My general results were that linear models had the best performance, likely due to all of the linearized features that I engineered. The nonlinear models XGBoost and MLP were slightly behind LassoLARS, I also decided against using datasets where I dropped features.
Subsetting
With promising models, I returned to the question of how to best deal with houses with no basement or no garage. This was analyzed in https://github.com/richcorrado/Housing-Prices-ART/blob/master/Subsetting%20111001001.ipynb using the same validation strategy as before.
In my total training set (with outliers removed), there were 80 houses with no basement. Fits on 80% of this subset had a worse validation error on the remaining 20% than I obtained from the baseline of no subsetting. Similarly subsetting to the 37 houses with no garage obtained worse results than the baseline. This could be expected from the low statistics involved.
I found 1345 houses with both a garage and basement. Validation error on this subset was 7% better than the baseline. Therefore I chose a strategy where I subsetted the houses with both a garage and basement for a best case fit. Then I generated predictions for the remaining subset of houses with no basement or garage by fitting a model on the total training data, which was my baseline.

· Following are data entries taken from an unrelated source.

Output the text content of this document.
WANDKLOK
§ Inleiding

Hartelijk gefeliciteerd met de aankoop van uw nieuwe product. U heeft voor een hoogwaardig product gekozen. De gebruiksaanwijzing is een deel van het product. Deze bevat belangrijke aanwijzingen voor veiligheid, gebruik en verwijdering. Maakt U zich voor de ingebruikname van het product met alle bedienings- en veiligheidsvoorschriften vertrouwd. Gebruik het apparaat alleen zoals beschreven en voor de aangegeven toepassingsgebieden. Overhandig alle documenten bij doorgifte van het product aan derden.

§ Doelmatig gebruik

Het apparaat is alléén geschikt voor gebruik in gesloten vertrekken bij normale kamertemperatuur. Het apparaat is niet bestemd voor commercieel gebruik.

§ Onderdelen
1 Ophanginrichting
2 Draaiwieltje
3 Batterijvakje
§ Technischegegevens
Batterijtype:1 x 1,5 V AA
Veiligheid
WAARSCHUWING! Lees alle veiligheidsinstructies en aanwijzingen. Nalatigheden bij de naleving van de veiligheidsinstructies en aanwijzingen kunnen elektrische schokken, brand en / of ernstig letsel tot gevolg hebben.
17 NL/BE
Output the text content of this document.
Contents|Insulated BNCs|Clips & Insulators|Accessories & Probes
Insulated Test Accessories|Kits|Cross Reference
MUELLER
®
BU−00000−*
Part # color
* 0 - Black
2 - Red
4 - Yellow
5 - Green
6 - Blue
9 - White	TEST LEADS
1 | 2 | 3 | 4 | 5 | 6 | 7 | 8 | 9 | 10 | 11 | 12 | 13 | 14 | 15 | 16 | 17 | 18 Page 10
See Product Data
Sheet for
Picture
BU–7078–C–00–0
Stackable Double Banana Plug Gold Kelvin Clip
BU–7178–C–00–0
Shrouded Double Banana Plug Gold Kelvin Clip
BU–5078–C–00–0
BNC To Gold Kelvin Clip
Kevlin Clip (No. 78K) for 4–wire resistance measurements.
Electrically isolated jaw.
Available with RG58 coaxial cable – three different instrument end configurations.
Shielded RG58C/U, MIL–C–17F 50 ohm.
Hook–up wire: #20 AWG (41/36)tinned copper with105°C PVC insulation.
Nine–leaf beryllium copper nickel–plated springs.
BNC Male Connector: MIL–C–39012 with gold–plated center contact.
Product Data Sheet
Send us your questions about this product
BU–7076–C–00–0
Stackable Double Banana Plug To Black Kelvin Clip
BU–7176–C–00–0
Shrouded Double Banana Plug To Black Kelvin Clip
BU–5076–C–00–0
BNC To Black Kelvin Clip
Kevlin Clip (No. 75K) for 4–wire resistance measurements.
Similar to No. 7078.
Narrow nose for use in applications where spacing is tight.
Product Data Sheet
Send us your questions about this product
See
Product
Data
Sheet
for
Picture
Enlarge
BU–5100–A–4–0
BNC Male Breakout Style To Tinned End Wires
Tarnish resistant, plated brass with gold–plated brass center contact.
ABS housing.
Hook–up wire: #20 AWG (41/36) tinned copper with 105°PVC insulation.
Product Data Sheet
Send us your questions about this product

I generated submissions for 3 models:
1. Lasso Lars alone. This had a Private Leaderboard score of 0.12700 which placed in only the top 30% of submissions.
2. Blended Lasso Lars, XGBoost and MLP. Blending was done by an average using the inverse validation error as weights. This model had a Private Leaderboard score of 0.12242 which would have been a top 16% submission. However, the Public Leaderboard score was worse than the other submissions, so I did not select it.
3. Blend of Lasso Lars and Elastic Net. This has a Private Leaderboard score of 0.12740, which was worse than Lasso Lars alone.
Conclusions
This was an excellent project to learn many data science techniques. The data set was messy enough to require extensive tidying, but small enough that this was manageable. However there is no doubt that the small size of the dataset precluded some of the subsetting techniques that I might have used to lower our validation errors.
The nature of the problem and the features allowed a large amount of feature engineering to be done. Early modeling with less features had linear models performing behind the tree and other nonlinear models. Given more time, I would like to explore how tree models like XGBoost behave when we remove subsets of features.